Anthony confirms: “I always say, we are very fortunate having both, compared to Salesforce.com that only has on-demand or SAP having only on-premise. We are able to really understand our customers’ strategies and their requirements and propose a solution: on-premise, on-demand or a combination.”
And Michel added: “Oracle is actually the only SaaS provider that owns and operates its own data centers, so that Oracle does not only control the environment from a technology and features prospective, but even down to the facilities, processes, SaaS certifications etc.”
The new CRM ON Demand Release 17
For Oracle CRM On Demand Release 17, Oracle has made significant enhancements in three buckets, according to Michel, namely in core CRM, PRM and life sciences.
- For core CRM, Oracle has extended a lot of features in the core CRM capabilities;
- In the Partner Relationship Management (PRM) bucket, the new release recognizes that companies serve their markets in multi-channel strategies such as through a dealer network and /or resellers. Release 17 contains a set of SaaS applications for that eco-system of partners and Oracle has extensively added capabilities in CRM.

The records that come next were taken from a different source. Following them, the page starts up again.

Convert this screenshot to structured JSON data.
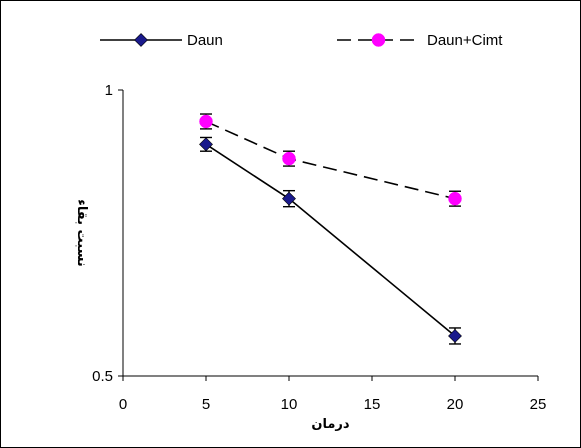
{
  "chart_data": {
    "type": "line",
    "title": "",
    "xlabel": "درمان",
    "ylabel": "نسبت بقاء",
    "xlim": [
      0,
      25
    ],
    "ylim": [
      0.5,
      1
    ],
    "x_ticks": [
      0,
      5,
      10,
      15,
      20,
      25
    ],
    "y_ticks": [
      0.5,
      1
    ],
    "x_tick_labels": [
      "0",
      "5",
      "10",
      "15",
      "20",
      "25"
    ],
    "y_tick_labels": [
      "0.5",
      "1"
    ],
    "grid": false,
    "legend_position": "top",
    "series": [
      {
        "name": "Daun",
        "x": [
          5,
          10,
          20
        ],
        "y": [
          0.905,
          0.81,
          0.57
        ],
        "error": [
          0.012,
          0.014,
          0.014
        ],
        "color": "#1a1a8c",
        "marker": "diamond",
        "line": "solid"
      },
      {
        "name": "Daun+Cimt",
        "x": [
          5,
          10,
          20
        ],
        "y": [
          0.945,
          0.88,
          0.81
        ],
        "error": [
          0.013,
          0.013,
          0.013
        ],
        "color": "#ff00ff",
        "marker": "circle",
        "line": "dashed"
      }
    ]
  }
}
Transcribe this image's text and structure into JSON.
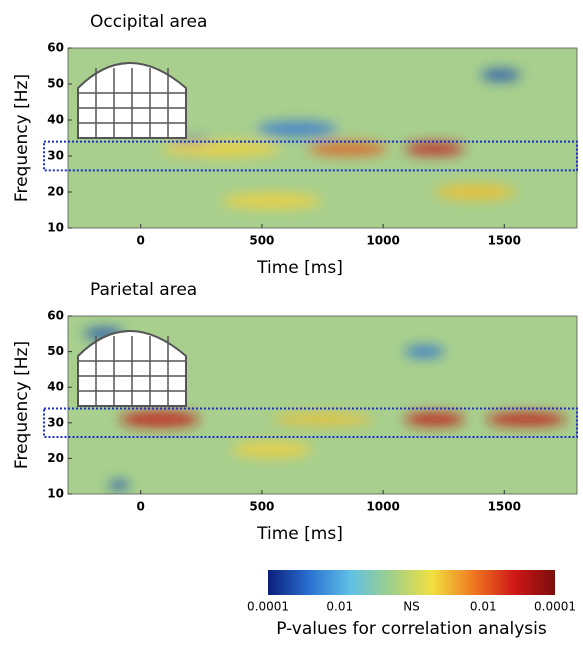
{
  "chart_data": [
    {
      "type": "heatmap",
      "title": "Occipital area",
      "xlabel": "Time [ms]",
      "ylabel": "Frequency [Hz]",
      "xlim": [
        -300,
        1800
      ],
      "ylim": [
        10,
        60
      ],
      "xticks": [
        0,
        500,
        1000,
        1500
      ],
      "yticks": [
        10,
        20,
        30,
        40,
        50,
        60
      ],
      "highlight_ylim": [
        26,
        34
      ]
    },
    {
      "type": "heatmap",
      "title": "Parietal area",
      "xlabel": "Time [ms]",
      "ylabel": "Frequency [Hz]",
      "xlim": [
        -300,
        1800
      ],
      "ylim": [
        10,
        60
      ],
      "xticks": [
        0,
        500,
        1000,
        1500
      ],
      "yticks": [
        10,
        20,
        30,
        40,
        50,
        60
      ],
      "highlight_ylim": [
        26,
        34
      ]
    }
  ],
  "colorbar": {
    "title": "P-values for correlation analysis",
    "labels": [
      "0.0001",
      "0.01",
      "NS",
      "0.01",
      "0.0001"
    ],
    "colors": [
      "#0a1f7a",
      "#2a6fd0",
      "#5fc0e6",
      "#9fd08a",
      "#f0e040",
      "#f07a20",
      "#d01818",
      "#7a0d0d"
    ]
  }
}
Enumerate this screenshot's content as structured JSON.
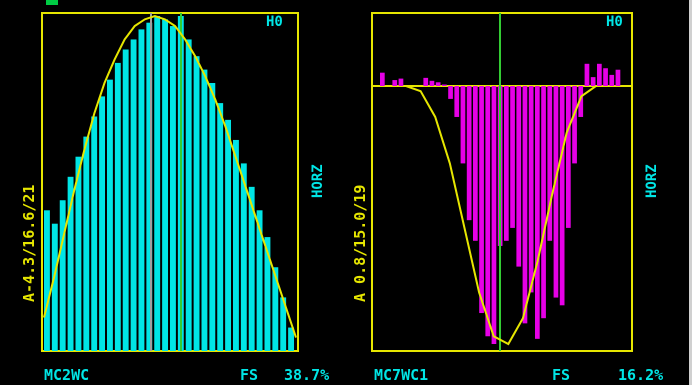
{
  "colors": {
    "background": "#000000",
    "frame": "#e6e600",
    "curve": "#e6e600",
    "left_bars": "#00e5e5",
    "right_bars": "#e600e6",
    "marker_grey": "#a0a0a0",
    "marker_green": "#33cc33",
    "side_label": "#00e5e5",
    "bottom_text": "#00e5e5",
    "left_text": "#e6e600",
    "indicator": "#00cc44"
  },
  "panels": [
    {
      "id": "left",
      "vertical_label": "A-4.3/16.6/21",
      "side_label": "HORZ",
      "corner_label": "H0",
      "channel_label": "MC2WC",
      "fs_label": "FS",
      "fs_value": "38.7%"
    },
    {
      "id": "right",
      "vertical_label": "A 0.8/15.0/19",
      "side_label": "HORZ",
      "corner_label": "H0",
      "channel_label": "MC7WC1",
      "fs_label": "FS",
      "fs_value": "16.2%"
    }
  ],
  "chart_data": [
    {
      "type": "bar",
      "series_name": "",
      "bin_count": 32,
      "values": [
        0.42,
        0.38,
        0.45,
        0.52,
        0.58,
        0.64,
        0.7,
        0.76,
        0.81,
        0.86,
        0.9,
        0.93,
        0.96,
        0.98,
        1.0,
        0.99,
        0.97,
        1.0,
        0.93,
        0.88,
        0.84,
        0.8,
        0.74,
        0.69,
        0.63,
        0.56,
        0.49,
        0.42,
        0.34,
        0.25,
        0.16,
        0.07
      ],
      "curve_values": [
        0.1,
        0.22,
        0.35,
        0.48,
        0.6,
        0.71,
        0.8,
        0.87,
        0.93,
        0.97,
        0.99,
        1.0,
        0.99,
        0.97,
        0.93,
        0.88,
        0.82,
        0.75,
        0.67,
        0.58,
        0.49,
        0.4,
        0.31,
        0.22,
        0.13,
        0.04
      ],
      "markers": [
        "grey",
        "green"
      ]
    },
    {
      "type": "bar",
      "series_name": "",
      "bin_count": 40,
      "baseline": 0,
      "values": [
        0.18,
        0.0,
        0.08,
        0.1,
        0.0,
        0.0,
        0.0,
        0.11,
        0.07,
        0.05,
        0.02,
        -0.05,
        -0.12,
        -0.3,
        -0.52,
        -0.6,
        -0.88,
        -0.97,
        -1.0,
        -0.62,
        -0.6,
        -0.55,
        -0.7,
        -0.92,
        -0.8,
        -0.98,
        -0.9,
        -0.6,
        -0.82,
        -0.85,
        -0.55,
        -0.3,
        -0.12,
        0.3,
        0.12,
        0.3,
        0.24,
        0.15,
        0.22,
        0.0
      ],
      "curve_values": [
        0.0,
        -0.02,
        -0.12,
        -0.3,
        -0.55,
        -0.8,
        -0.97,
        -1.0,
        -0.9,
        -0.68,
        -0.42,
        -0.18,
        -0.04,
        0.0
      ],
      "markers": [
        "green"
      ]
    }
  ]
}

- The third bucket is Oracle’s product for life sciences, which is specifically focused on pharmaceutical sales and medical device representatives. It is not only completely tailored for that industry but co-developed with the industry because 18 out of the top 20 pharmaceutical companies are already their clients. This is an important consideration as pharma companies in tier 1 markets tend to look at an On Premise model while others such as the Asia Pacific countries prefer CRM On Demand.
It can be expected that Oracle continues to provide customers with a powerful and complete, best-of-breed CRM on demand service, as promised by their President Charles Phillips and that the new Oracle CRM On Demand Release 17 will showcase again, how Oracle solves organizations’ essential requirements to advance business opportunities and results.
Without doubt, Oracle is experienced in developing industry-specific solutions, demonstrating that for them, CRM isn’t one-size-fits-all. Instead, they are focused on delivering flexibility and choice with industry functionality and analytics and literally cater hundreds of products and modules to some 23 different industries for their CRM needs.